Cancer immunotherapy has helped many patients but we urgently need to improve the rate of clinical success, by understanding the reasons for either incomplete responses or acquired resistance. We have to find novel tools to grasp the full role of innate and adaptive immunity in the control of human metastatic spreading, combine the analysis of tumor environment with blood circulating cells in each single patient and solve the heterogeneity of immune cells by new technologies allowing single cell analyses. We have to outline the map of molecular network negatively affecting anti-tumor immunity to drive the rational combination of the next generation of anti-cancer agents, also to avoid recent disappointments due to a too fast translation of promising drugs to the clinic.

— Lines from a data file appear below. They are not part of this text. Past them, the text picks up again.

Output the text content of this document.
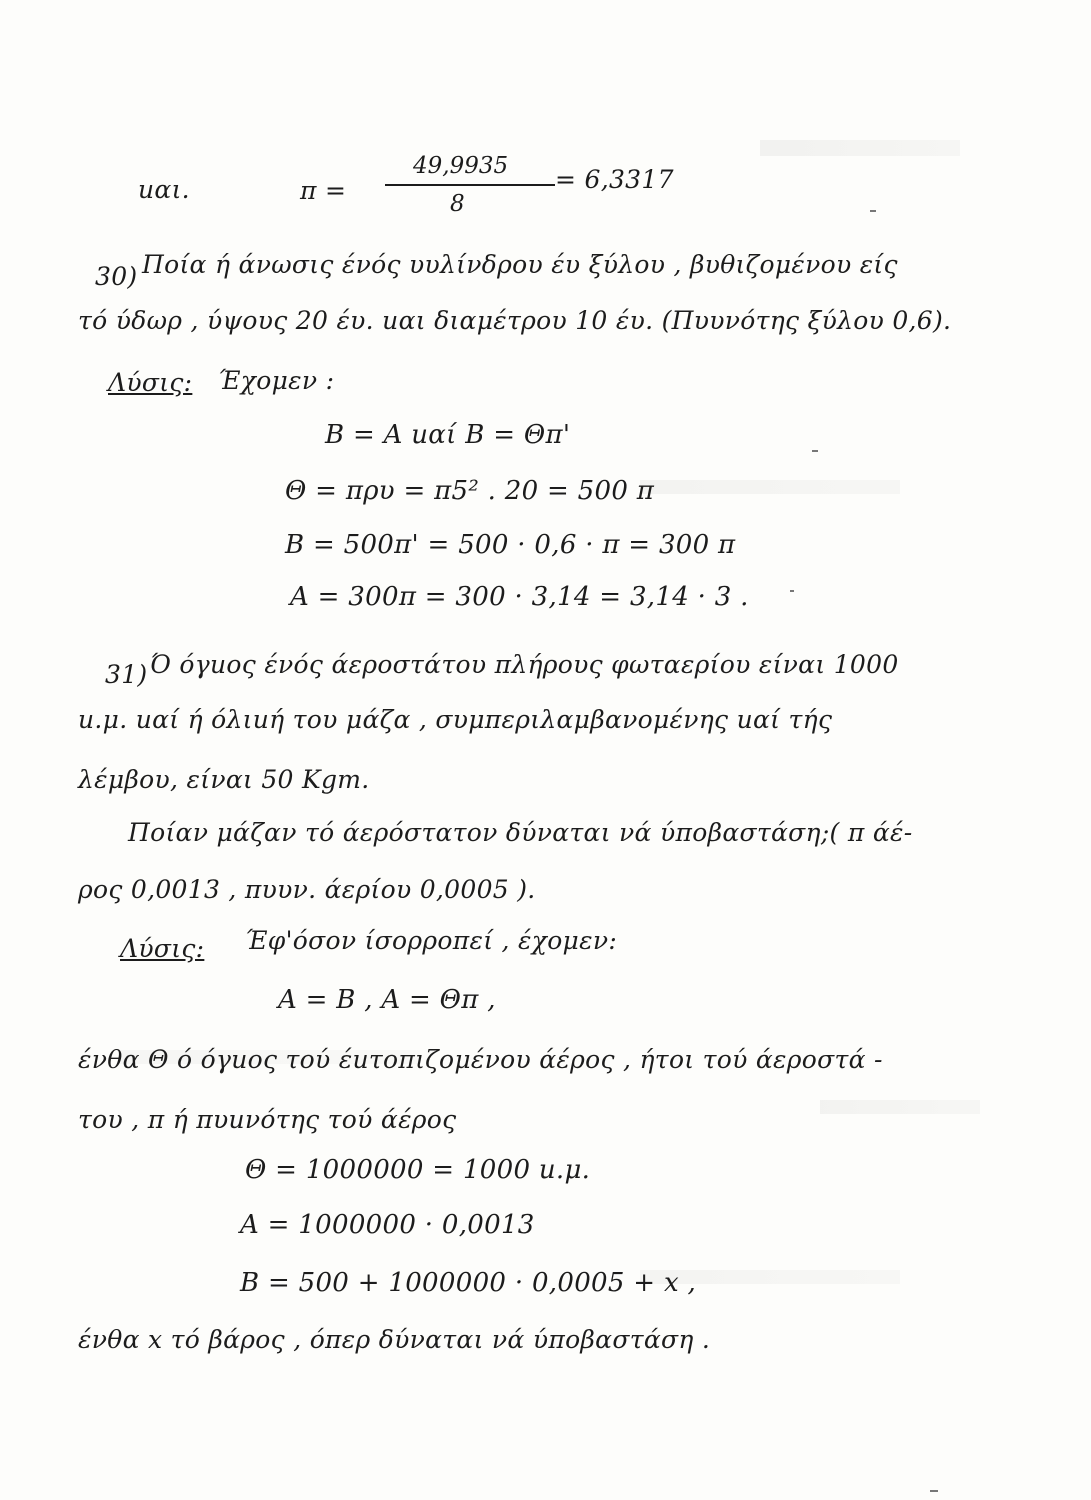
uαι.	π =
49,9935
8
= 6,3317
30) Ποία ή άνωσις ένός υυλίνδρου έυ ξύλου , βυθιζομένου είς
τό ύδωρ , ύψους 20 έυ. uαι διαμέτρου 10 έυ. (Πυυνότης ξύλου 0,6).
Λύσις: Έχομεν :
B = A uαί B = Θπ'
Θ = πρυ = π5² . 20 = 500 π
B = 500π' = 500 · 0,6 · π = 300 π
A = 300π = 300 · 3,14 = 3,14 · 3 .
31) Ό όγuος ένός άεροστάτου πλήρους φωταερίου είναι 1000
u.μ. uαί ή όλιuή του μάζα , συμπεριλαμβανομένης uαί τής
λέμβου, είναι 50 Kgm.
Ποίαν μάζαν τό άερόστατον δύναται νά ύποβαστάση;( π άέ-
ρος 0,0013 , πυυν. άερίου 0,0005 ).
Λύσις: Έφ'όσον ίσορροπεί , έχομεν:
A = B , A = Θπ ,
ένθα Θ ό όγuος τού έuτοπιζομένου άέρος , ήτοι τού άεροστά -
του , π ή πυuνότης τού άέρος
Θ = 1000000 = 1000 u.μ.
A = 1000000 · 0,0013
B = 500 + 1000000 · 0,0005 + x ,
ένθα x τό βάρος , όπερ δύναται νά ύποβαστάση .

What is your vision for SITC?
What we are learning from cancer patients can allow us to redesign more appropriate experimental models to test rationally new hypotheses, a Copernican and unprecedented revolution in oncology but also in experimental science. In particular, I feel that SITC should encourage the rigorous advancement of translational science towards the analysis of unconventional players of immune regulation in tissues. Every tissue has a unique network of innate, adaptive and resident cells from the myeloid, mesenchymal and lymphoid worlds. These networks are almost unknown under steady state conditions and let alone in cancer. As a participant of the first SITC annual meetings, I feel the urge to revive the original spirit of the society, a community devoted to shed light into the interplay between transformed cells and the whole host immune system. We must reconcile the growing dimension of the society with the necessity to support, possibly with other international partners, meetings, fellowships and scientific panels focusing on emerging concepts of immune regulation.